I do have to say that we're just approaching the tip of the iceberg and there are huge issues related to standardization, dirty datas... We still need the supervision and the help of one of the two professors to proceed even with llms
I have general one-shot success asking chatgpt to make bash/python scripts and one-liners where otherwise it would take 1hr to a day to figure out on my own (and I'd use one of my main languages maybe) or I might not even bother trying, which is great for productivity but also over 90% of my job doesn't need throw-away scripts and one-liners.
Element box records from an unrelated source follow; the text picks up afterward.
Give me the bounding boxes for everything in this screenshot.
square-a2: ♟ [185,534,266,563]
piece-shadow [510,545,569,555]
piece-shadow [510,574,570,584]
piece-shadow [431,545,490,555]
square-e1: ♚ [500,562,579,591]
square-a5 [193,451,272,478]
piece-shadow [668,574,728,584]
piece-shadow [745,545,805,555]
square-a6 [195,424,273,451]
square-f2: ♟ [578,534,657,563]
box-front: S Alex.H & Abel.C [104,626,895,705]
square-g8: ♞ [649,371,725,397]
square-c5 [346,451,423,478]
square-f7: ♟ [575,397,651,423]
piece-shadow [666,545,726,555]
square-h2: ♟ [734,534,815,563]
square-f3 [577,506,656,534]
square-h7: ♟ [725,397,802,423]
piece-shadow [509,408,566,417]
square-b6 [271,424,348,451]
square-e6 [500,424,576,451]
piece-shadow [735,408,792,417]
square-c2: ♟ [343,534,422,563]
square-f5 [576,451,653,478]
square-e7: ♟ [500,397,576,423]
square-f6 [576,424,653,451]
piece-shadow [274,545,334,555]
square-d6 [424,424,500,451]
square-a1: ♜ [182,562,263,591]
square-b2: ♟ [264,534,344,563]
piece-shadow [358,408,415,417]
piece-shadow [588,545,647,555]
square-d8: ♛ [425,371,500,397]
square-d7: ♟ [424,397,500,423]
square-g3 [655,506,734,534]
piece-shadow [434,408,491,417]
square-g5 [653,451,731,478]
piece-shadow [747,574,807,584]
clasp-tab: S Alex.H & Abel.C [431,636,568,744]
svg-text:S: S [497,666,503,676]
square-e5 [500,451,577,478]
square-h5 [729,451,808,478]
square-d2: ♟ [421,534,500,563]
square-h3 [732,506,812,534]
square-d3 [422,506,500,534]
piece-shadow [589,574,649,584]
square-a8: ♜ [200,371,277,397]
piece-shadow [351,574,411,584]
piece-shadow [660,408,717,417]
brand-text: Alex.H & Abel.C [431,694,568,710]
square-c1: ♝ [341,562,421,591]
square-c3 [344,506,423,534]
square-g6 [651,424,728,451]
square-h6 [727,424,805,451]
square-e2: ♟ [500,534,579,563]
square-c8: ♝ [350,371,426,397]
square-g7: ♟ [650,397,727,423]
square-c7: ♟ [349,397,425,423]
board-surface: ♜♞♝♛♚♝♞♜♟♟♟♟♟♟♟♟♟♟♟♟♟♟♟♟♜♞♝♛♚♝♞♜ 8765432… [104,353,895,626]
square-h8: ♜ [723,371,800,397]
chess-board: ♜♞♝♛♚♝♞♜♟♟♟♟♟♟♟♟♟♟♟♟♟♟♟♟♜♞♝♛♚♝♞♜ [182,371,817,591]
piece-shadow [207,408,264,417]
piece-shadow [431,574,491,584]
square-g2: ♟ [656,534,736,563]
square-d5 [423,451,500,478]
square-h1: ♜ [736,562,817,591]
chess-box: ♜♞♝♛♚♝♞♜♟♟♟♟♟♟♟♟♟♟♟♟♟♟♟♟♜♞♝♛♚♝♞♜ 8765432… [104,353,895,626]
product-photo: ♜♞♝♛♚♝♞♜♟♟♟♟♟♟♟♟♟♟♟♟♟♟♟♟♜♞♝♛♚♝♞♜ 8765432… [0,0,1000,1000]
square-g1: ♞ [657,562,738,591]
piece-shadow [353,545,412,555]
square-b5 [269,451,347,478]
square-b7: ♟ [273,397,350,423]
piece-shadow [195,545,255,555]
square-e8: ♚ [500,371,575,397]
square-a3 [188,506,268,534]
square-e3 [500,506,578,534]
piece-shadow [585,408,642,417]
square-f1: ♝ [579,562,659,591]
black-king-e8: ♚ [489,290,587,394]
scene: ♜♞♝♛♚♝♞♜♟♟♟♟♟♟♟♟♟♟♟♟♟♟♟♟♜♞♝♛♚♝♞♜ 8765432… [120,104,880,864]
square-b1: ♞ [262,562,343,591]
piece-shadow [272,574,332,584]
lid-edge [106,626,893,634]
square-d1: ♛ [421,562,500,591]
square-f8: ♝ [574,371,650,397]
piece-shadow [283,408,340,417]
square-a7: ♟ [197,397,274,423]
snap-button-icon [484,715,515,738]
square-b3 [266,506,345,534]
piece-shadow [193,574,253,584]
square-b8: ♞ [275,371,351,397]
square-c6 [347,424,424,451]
That is both hilarious and depressingly on-brand for how AI is being handled in a lot of orgs right now. Management pushes it because they need to tick the "we're innovating" box, regardless of whether it makes any sense for the actual work being done
Our org seems to be taking some benefits from being sped up by using AI tools for code generation (much of it is CRUD or layout stuff), however at times I'm asked for help by colleagues and the first thing I've done is Googled and found the answer and gotten a "Oh right, you can google also" since they've been trying to figure out the issue with ChatGPT or similar.
Gemini loves to leave poetry on our reviews, right below the three bullet points about how we definitely needed to do this refactor but also we did it completely wrong and need to redo it. So we mainly just ignore it. I heard it gives good advice to web devs though.
I really hope that if someone does quit over this, they do it with a fun AI-generated resignation letter. What a great idea!
Or maybe they can just use the AI to write creative emails to management explaining why they weren’t able to use AI in their work this day/week/quarter.
If you are not building AI into your workflows right now you are falling behind those that do. It's real, it's here to stay and it's only getting better.